Suzuki stated at the event that Miyazaki showed him the storyboards for the new work. Suzuki said, "Even now [Miyazaki] is working very hard in Tokyo to create."

During the Owaranai Hito Miyazaki Hayao (The Man Who Is Not Done: Hayao Miyazaki) television special on NHK that aired in November, Miyazaki reported that he wants to return to making an anime feature film.

Miyazaki had declared in September 2013 that he was retiring from directing feature films.

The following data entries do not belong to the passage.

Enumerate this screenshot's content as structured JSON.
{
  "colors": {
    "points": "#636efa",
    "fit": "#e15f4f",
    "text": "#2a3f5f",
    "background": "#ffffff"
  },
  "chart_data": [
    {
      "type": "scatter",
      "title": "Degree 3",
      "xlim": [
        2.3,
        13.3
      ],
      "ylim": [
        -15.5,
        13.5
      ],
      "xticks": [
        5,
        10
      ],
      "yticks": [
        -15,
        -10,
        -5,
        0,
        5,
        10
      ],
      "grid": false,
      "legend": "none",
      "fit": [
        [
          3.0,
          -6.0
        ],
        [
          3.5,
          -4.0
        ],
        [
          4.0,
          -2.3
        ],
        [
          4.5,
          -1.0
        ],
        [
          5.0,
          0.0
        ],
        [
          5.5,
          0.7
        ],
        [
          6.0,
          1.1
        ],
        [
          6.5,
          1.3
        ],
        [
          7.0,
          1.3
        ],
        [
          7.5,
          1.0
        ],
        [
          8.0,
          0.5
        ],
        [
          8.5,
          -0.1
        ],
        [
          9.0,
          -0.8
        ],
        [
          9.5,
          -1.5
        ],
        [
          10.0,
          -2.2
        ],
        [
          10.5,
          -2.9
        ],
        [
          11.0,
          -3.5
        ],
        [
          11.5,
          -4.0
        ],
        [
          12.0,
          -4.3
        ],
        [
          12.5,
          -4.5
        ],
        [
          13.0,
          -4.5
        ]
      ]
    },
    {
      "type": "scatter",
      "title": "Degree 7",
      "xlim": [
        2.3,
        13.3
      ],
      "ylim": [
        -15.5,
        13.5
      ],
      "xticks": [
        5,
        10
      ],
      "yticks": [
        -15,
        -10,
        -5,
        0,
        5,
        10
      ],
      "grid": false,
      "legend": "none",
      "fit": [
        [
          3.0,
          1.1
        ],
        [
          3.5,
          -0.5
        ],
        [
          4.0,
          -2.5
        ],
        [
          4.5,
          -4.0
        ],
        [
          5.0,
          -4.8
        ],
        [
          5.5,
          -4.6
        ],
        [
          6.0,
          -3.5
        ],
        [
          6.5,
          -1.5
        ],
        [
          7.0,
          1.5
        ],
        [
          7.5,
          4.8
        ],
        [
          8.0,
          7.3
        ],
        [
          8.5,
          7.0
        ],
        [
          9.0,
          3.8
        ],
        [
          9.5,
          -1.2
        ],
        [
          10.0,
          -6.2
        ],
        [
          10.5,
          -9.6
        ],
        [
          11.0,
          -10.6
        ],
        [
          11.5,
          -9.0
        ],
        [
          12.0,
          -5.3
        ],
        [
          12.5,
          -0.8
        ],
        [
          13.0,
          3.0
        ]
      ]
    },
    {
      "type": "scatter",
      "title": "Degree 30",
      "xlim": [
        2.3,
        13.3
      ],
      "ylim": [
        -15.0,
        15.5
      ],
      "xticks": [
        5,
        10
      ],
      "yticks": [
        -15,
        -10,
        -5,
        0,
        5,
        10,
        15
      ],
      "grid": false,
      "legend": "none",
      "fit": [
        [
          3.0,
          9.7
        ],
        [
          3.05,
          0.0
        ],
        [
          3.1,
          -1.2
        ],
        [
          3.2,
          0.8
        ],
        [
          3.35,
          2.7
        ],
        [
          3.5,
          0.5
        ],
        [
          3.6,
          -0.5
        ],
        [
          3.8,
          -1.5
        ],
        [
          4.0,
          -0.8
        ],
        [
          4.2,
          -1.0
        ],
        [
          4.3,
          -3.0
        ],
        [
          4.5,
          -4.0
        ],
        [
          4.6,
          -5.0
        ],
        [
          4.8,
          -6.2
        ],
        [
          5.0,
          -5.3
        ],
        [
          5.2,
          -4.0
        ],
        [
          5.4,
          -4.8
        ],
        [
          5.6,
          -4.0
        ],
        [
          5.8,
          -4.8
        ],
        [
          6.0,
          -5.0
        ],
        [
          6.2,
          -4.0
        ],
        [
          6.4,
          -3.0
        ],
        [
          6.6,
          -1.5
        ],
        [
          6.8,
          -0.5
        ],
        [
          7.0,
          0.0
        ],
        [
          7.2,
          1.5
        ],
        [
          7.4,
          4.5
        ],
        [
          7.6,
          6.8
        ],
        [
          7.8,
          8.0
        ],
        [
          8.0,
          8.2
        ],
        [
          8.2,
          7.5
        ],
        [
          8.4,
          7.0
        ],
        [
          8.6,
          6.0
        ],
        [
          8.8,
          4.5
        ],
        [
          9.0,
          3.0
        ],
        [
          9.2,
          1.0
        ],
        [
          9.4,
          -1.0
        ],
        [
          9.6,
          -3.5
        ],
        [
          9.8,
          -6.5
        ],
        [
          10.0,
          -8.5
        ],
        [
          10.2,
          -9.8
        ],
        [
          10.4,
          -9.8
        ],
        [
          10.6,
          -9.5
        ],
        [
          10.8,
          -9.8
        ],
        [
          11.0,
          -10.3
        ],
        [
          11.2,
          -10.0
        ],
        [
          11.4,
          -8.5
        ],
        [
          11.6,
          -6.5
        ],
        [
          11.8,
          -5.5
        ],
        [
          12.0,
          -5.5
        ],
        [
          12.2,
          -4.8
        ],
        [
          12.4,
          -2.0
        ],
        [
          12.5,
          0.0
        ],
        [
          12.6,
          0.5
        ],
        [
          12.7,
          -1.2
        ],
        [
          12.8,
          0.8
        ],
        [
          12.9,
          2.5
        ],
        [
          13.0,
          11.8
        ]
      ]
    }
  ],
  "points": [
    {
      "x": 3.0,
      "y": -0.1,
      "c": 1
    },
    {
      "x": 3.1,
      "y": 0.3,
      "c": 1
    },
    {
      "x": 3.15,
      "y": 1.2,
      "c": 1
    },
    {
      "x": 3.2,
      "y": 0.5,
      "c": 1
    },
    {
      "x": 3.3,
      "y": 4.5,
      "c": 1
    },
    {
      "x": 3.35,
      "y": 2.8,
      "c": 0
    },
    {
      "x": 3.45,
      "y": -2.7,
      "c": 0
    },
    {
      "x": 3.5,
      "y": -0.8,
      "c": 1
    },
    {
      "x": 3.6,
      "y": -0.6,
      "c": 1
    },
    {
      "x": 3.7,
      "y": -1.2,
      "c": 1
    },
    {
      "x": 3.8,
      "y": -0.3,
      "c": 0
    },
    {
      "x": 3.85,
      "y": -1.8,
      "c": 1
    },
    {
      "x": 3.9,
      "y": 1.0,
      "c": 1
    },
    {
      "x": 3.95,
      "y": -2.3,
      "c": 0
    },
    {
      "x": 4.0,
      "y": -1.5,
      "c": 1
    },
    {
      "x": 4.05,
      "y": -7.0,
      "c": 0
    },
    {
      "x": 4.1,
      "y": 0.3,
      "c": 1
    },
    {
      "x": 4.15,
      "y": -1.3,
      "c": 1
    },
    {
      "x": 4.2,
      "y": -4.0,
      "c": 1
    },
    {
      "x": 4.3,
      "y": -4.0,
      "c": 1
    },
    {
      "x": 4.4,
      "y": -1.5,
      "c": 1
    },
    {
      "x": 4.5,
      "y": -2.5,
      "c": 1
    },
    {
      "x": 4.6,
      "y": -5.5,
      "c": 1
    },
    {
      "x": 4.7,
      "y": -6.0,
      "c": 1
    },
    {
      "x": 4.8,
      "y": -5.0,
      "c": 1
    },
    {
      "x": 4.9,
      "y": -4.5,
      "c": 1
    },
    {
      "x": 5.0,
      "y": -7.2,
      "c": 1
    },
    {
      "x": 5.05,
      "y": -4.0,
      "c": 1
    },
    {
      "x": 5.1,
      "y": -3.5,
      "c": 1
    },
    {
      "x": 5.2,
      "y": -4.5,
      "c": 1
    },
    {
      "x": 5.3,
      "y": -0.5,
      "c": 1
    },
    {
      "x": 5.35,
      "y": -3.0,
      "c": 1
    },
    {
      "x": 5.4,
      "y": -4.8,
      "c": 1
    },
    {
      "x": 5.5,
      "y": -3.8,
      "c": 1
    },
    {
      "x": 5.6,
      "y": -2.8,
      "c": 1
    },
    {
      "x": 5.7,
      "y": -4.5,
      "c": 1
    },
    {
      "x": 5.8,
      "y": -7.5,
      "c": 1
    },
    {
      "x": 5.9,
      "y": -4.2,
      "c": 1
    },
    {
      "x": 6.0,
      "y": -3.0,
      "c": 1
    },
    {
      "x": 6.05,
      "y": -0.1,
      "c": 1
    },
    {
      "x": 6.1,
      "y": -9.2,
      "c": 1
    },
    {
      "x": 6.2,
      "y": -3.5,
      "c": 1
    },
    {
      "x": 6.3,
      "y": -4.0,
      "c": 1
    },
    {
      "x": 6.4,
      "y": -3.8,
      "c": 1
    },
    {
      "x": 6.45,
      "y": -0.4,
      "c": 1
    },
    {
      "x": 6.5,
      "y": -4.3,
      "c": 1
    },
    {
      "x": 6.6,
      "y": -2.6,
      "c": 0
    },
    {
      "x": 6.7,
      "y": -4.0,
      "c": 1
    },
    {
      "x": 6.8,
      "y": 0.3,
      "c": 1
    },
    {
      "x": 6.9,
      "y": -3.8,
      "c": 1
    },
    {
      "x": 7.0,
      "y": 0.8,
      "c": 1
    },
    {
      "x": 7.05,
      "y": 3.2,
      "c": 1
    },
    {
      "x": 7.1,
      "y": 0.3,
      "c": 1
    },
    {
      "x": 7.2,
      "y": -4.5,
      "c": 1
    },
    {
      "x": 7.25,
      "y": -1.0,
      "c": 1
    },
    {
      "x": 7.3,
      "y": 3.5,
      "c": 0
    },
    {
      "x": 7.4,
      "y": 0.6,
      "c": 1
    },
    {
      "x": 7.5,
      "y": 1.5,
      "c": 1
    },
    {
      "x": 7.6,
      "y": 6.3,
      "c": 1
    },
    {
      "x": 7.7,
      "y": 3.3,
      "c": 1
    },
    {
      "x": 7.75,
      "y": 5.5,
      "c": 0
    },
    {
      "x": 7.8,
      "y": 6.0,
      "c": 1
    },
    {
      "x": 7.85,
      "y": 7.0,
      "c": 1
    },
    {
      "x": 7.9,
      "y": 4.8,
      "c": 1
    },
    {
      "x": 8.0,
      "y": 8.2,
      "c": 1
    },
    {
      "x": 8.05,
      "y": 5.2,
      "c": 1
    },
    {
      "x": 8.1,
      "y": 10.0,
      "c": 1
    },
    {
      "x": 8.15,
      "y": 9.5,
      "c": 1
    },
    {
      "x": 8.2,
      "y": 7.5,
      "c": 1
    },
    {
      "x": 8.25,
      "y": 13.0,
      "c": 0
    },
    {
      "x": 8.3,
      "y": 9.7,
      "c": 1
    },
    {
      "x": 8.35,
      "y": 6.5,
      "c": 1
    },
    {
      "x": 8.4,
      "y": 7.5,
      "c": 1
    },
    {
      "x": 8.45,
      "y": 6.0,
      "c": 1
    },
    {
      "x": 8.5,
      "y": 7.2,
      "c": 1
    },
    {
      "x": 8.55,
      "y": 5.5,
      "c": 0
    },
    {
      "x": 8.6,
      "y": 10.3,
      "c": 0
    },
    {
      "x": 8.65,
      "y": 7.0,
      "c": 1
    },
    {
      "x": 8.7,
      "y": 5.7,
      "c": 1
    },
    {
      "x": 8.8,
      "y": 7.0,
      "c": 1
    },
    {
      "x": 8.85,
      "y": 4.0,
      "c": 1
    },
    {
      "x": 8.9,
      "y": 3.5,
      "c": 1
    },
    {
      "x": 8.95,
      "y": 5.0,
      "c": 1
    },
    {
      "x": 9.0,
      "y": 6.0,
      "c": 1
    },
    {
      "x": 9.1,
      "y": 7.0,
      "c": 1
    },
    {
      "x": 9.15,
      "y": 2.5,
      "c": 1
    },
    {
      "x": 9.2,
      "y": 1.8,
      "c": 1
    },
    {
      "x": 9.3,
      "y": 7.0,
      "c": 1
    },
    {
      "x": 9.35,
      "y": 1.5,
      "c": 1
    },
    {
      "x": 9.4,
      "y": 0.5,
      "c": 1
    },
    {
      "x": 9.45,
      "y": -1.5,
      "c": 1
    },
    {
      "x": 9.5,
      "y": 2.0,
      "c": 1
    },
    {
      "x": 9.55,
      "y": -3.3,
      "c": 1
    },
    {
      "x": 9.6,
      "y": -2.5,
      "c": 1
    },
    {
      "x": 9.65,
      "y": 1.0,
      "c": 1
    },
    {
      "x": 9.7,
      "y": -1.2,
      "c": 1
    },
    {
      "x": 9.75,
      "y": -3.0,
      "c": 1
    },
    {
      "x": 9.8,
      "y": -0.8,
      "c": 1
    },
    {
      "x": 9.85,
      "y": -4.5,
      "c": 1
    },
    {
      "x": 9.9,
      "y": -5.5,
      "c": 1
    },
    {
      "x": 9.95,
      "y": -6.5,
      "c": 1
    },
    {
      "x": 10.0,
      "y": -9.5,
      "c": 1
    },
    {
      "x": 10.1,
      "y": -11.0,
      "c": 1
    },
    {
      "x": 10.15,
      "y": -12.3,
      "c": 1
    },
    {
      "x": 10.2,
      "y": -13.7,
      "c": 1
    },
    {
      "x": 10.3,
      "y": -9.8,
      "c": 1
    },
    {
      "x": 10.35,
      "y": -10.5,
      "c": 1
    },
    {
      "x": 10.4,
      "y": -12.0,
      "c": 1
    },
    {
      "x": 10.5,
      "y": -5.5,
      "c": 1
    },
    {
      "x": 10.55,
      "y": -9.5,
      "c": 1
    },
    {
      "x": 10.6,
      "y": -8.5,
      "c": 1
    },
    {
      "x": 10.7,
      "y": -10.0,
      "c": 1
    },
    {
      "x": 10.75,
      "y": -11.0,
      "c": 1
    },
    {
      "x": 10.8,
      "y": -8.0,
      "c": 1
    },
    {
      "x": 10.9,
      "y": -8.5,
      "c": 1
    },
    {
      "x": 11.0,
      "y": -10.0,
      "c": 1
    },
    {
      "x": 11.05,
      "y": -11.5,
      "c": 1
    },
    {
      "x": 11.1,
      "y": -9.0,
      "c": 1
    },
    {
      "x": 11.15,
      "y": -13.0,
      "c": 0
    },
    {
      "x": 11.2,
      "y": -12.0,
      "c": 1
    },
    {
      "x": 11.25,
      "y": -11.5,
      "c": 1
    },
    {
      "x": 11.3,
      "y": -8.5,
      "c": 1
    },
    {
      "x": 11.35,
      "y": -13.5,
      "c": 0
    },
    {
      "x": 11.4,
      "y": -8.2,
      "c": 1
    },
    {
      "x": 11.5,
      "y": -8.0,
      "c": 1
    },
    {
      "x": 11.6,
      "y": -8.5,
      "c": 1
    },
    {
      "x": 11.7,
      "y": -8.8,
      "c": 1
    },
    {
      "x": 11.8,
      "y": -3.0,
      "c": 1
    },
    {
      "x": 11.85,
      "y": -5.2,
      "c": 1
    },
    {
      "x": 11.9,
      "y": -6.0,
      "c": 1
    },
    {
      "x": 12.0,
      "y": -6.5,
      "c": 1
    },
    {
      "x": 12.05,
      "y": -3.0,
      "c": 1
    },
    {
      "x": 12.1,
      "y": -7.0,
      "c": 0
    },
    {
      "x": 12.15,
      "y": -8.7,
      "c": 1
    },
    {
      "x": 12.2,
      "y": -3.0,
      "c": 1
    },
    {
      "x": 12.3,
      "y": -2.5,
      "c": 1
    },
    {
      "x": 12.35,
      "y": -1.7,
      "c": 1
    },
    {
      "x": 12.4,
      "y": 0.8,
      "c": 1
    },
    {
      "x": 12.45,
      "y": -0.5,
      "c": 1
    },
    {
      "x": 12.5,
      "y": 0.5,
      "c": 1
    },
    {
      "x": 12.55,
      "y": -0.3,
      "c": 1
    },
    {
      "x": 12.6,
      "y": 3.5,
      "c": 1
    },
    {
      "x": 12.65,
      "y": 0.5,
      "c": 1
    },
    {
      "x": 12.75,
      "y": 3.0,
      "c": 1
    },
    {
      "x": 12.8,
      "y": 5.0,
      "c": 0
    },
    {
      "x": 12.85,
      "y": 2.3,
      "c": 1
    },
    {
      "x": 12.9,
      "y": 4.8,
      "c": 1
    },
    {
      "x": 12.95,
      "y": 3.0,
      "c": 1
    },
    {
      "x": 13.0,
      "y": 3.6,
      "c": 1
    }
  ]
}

Most recently, Miyazaki has been working on "Kemushi no Boro" (Boro the Caterpillar), a planned CG short for the Ghibli Museum. The NHK special in November revealed, however, that Miyazaki was not satisfied with the CG project as a short, and he presented a project proposal for a feature-length film this past August. Despite not officially receiving a green-light for the feature film, Miyazaki decided to start animation work on the project anyway. He plans on creating storyboards for about 100 cuts of footage.

The NHK special didn't confirm if the project proposal Miyazaki presented last August would be for a project related to "Kemushi no Boro."

Miyazaki rose to prominence in the 1970s on such television anime series as Lupin III, Future Boy Conan, and Sherlock Hound. He directed his first feature film, Lupin III: The Castle of Cagliostro, in 1979. He then adapted the beginning of his Nausicaä of the Valley of the Wind manga into an anime film in 1984, before he and fellow director Isao Takahata founded Studio Ghibli.

With Ghibli, Miyazaki helmed the feature films Laputa: Castle in the Sky, My Neighbor Totoro, Kiki's Delivery Service, Porco Rosso, Princess Mononoke, Spirited Away, Howl's Moving Castle, Ponyo, and finally, 2013's The Wind Rises. He also co-produced Takahata's directorial efforts and directed smaller projects such as the "experimental film" On Your Mark and Ghibli Museum Shorts such as Mei and the Kitten Bus and Mr. Dough and the Egg Princess.

Spirited Away, which opened in 2001, remains the highest-earning film ever at the Japanese box office. The film won the Academy Award for Best Animated Film in 2003.